Between the fall/autumn equinox and spring equinox (21 September - 21 March), it is dark between 6 pm and 1 am. This is the time when you will have the best opportunity of seeing the lights.

Having said that the weather conditions are equally important, and September, October and November are likely to be wet and snowless in the north of the country.

From December onwards there is generally an abundance of snow. During December and January, you can experience the polar nights with atmospheric evenings and very short days.

During the months of February and March the days are longer and you get to see more of the snowclad landscapes during daytime, whilst the evenings still provide you with the greatest opportunities to see the lights.

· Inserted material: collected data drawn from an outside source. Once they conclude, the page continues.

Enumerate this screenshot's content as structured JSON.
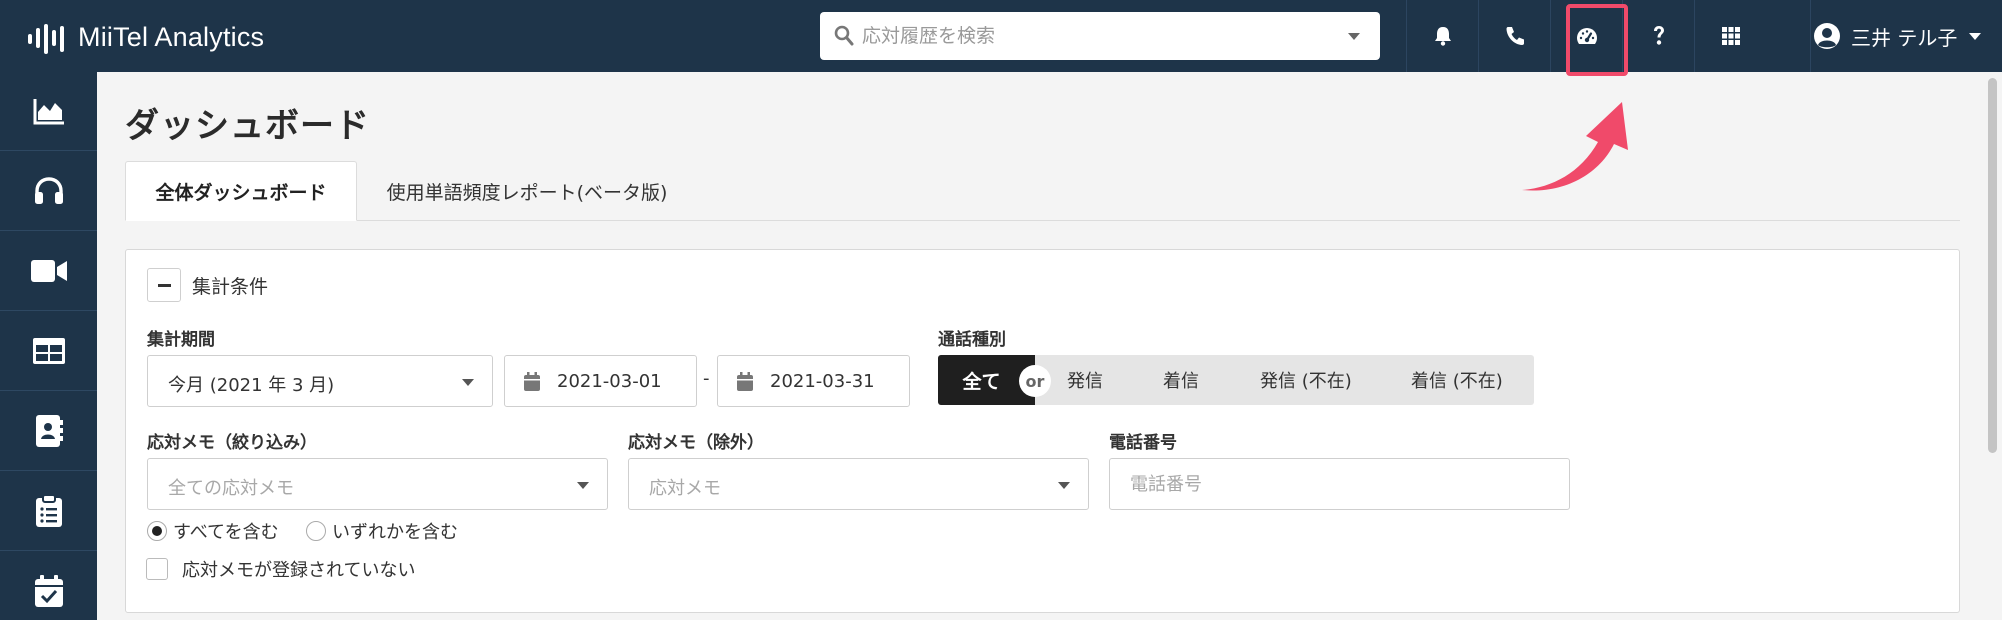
{
  "app": {
    "logo_text": "MiiTel Analytics"
  },
  "search": {
    "placeholder": "応対履歴を検索"
  },
  "topbar": {
    "icons": [
      "bell-icon",
      "phone-icon",
      "dashboard-gauge-icon",
      "help-icon",
      "apps-grid-icon"
    ],
    "user_name": "三井 テル子"
  },
  "sidebar": {
    "items": [
      "chart-area-icon",
      "headset-icon",
      "video-icon",
      "table-icon",
      "contact-book-icon",
      "clipboard-list-icon",
      "calendar-check-icon"
    ]
  },
  "page": {
    "title": "ダッシュボード",
    "tabs": [
      {
        "label": "全体ダッシュボード",
        "active": true
      },
      {
        "label": "使用単語頻度レポート(ベータ版)",
        "active": false
      }
    ]
  },
  "filters": {
    "title": "集計条件",
    "period": {
      "label": "集計期間",
      "preset": "今月 (2021 年 3 月)",
      "start": "2021-03-01",
      "separator": "-",
      "end": "2021-03-31"
    },
    "call_type": {
      "label": "通話種別",
      "all": "全て",
      "or": "or",
      "options": [
        "発信",
        "着信",
        "発信 (不在)",
        "着信 (不在)"
      ]
    },
    "memo_include": {
      "label": "応対メモ（絞り込み）",
      "placeholder": "全ての応対メモ"
    },
    "memo_exclude": {
      "label": "応対メモ（除外）",
      "placeholder": "応対メモ"
    },
    "phone": {
      "label": "電話番号",
      "placeholder": "電話番号"
    },
    "match_mode": {
      "all": "すべてを含む",
      "any": "いずれかを含む",
      "selected": "all"
    },
    "no_memo": {
      "label": "応対メモが登録されていない",
      "checked": false
    }
  },
  "colors": {
    "nav_bg": "#1e3449",
    "highlight": "#f04a6a",
    "segment_active": "#1f1f1f"
  }
}
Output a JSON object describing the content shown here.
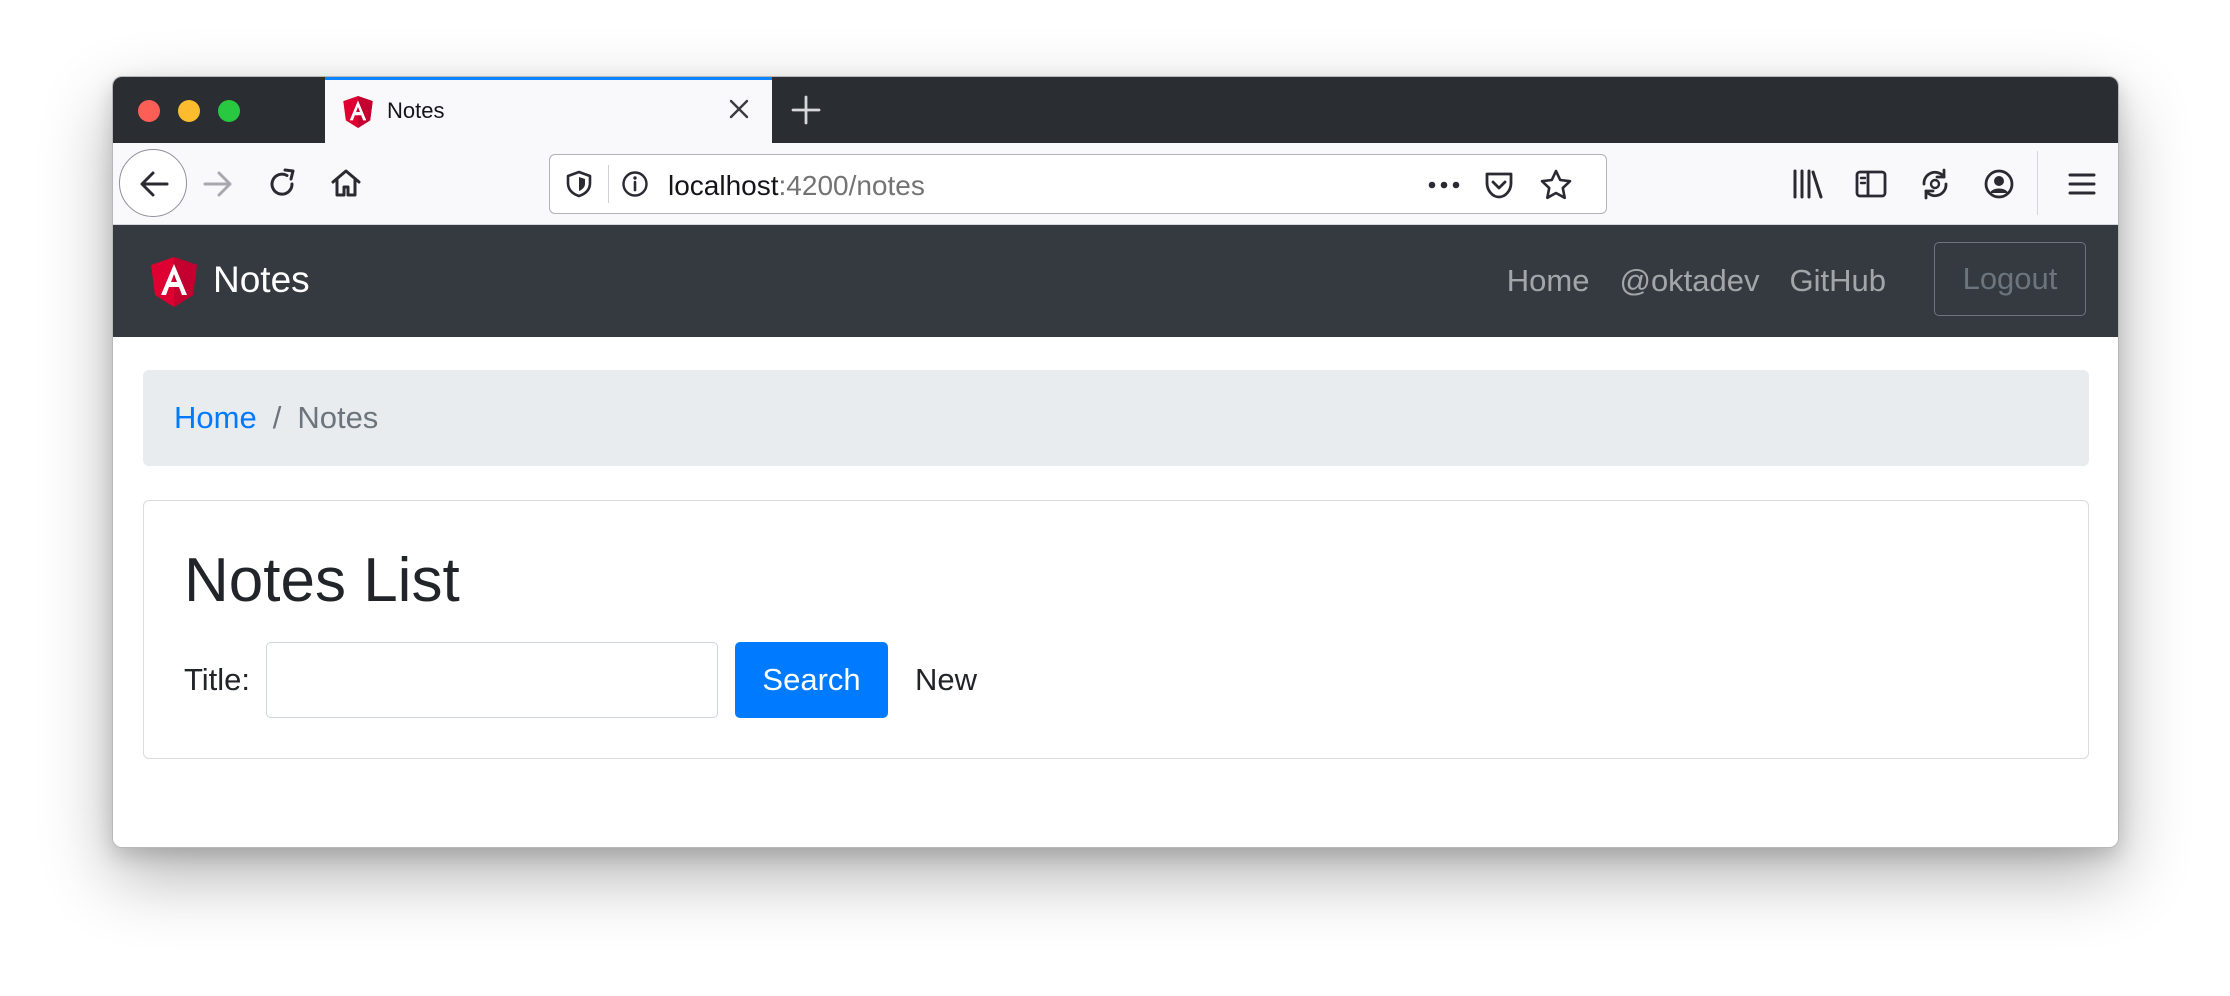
{
  "browser": {
    "tab": {
      "title": "Notes",
      "favicon": "angular-icon"
    },
    "url": {
      "host": "localhost",
      "rest": ":4200/notes"
    }
  },
  "navbar": {
    "brand": "Notes",
    "links": [
      "Home",
      "@oktadev",
      "GitHub"
    ],
    "logout_label": "Logout"
  },
  "breadcrumb": {
    "home": "Home",
    "separator": "/",
    "current": "Notes"
  },
  "notes": {
    "heading": "Notes List",
    "title_label": "Title:",
    "title_value": "",
    "search_label": "Search",
    "new_label": "New"
  },
  "colors": {
    "navbar": "#343a40",
    "primary": "#007bff",
    "breadcrumb_bg": "#e9ecef",
    "tab_accent": "#0a84ff",
    "angular_red": "#dd0031"
  }
}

However with nature there can be no guarantees. If you are fortunate you will be treated to an amazing light show that sometimes is repeated many times during the course of an evening.

In other cases, the snow falls densely, or the lights simply decide to take a day off. Not surprisingly if you stay for a longer period of time the more likely you are to catch a sight of this amazing spectacle.

Aurora Tours In Canada

Alta-Can Aurora Tours conducts its signature Aurora Borealis (Northern Lights) tours during the Fall, Winter and Spring months

Solar Flares

During major solar flares, enormous quantities of particles are thrown outwards by the Sun, and it is the interaction of these charged particles with Earth's magnetic field. that result in these aurora borealis displays.